The new job was certainly different. In the beginning I saw much more of the children, and Mairi could devote her time to them as she had never been able to before. We found out what was causing Catriona’s infections. A year after the move, she developed appendicitis, and at the operation the surgeon found that the appendix had been lying across her ureter – the tube between the right kidney and the bladder. The infections stopped when the offending appendix was removed. She never looked back.
Dr Marshbank responded excellently to treatment, becoming completely well and living another twenty years happily at Cranhill. He never spoke French again. One day he and his wife were picnicking on the Collintrae beach when two young boys got into trouble in the receding tide. He responded to their calls for help by running into the sea and rescuing them, pulling them safely to shore before collapsing and dying where he lay. He was in his eightieth year.

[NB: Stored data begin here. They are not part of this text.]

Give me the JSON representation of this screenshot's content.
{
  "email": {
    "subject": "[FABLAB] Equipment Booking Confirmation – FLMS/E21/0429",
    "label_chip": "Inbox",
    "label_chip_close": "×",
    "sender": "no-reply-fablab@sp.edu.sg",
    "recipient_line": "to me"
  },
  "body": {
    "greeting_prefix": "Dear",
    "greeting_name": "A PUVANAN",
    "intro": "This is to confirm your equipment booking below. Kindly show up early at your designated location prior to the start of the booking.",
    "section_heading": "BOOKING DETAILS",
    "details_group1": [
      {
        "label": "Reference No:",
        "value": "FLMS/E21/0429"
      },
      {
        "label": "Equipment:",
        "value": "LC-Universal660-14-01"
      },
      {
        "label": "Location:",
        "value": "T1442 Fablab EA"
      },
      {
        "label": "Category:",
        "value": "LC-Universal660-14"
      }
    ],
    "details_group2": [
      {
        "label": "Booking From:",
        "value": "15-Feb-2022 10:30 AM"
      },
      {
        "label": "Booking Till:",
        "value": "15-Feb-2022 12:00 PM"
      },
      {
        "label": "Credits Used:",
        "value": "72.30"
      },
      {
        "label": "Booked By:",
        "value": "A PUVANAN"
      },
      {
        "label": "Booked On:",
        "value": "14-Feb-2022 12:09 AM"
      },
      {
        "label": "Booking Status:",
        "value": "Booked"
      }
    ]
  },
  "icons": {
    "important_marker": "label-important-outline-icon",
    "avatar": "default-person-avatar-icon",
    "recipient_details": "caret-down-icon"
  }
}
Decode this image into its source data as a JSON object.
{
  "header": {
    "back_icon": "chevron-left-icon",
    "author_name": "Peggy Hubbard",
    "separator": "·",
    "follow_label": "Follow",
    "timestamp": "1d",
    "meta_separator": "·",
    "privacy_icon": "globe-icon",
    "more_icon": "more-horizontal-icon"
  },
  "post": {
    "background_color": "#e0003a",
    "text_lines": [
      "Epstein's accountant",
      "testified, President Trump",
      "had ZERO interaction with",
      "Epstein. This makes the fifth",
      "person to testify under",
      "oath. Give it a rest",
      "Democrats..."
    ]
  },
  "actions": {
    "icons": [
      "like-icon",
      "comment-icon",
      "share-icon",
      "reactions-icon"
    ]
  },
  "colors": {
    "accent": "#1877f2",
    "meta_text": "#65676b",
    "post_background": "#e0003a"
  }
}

The tattie howkers were replaced by machinery in the late 1980s, and a lot of colour went out of the Collintrae scene when they disappeared.
I was replaced by two doctors, a man and wife team who worked together for one salary. So the local medical committee had their wish, of employing two doctors for the cost of one. Thankfully that has changed. More than thirty years later, the practice has two-and-a-half doctors (one works part time in the district general hospital). They are paid and supported appropriately. It’s a good arrangement, they are excellent doctors and I count them as good friends.
After seven years in the south we returned to the Stinchar Valley to write, and to help out friends as their locum. From time to time I still work in Collintrae for a d
ay or so, which is how I know how my old patients and friends are managing. I do regular locum stints for other doctor friends along the Solway coast, and occasionally in the Highlands and Islands. General practice is different now, and the old doctor-patient relationship has gone, replaced by a more efficient Health Service machine. We are told it’s better for both patients and doctors, but I miss it.
Then there’s Jenny. One of my first tasks in my new job was to help write the official reports of the trials of a new drug treatment for chorionepithelioma. It turned the tumour into a benign growth that could be removed, safely and completely. From a disease that was one hundred per cent fatal, it became one that was one hundred per cent curable. I only wish we had had it for Jenny Plum.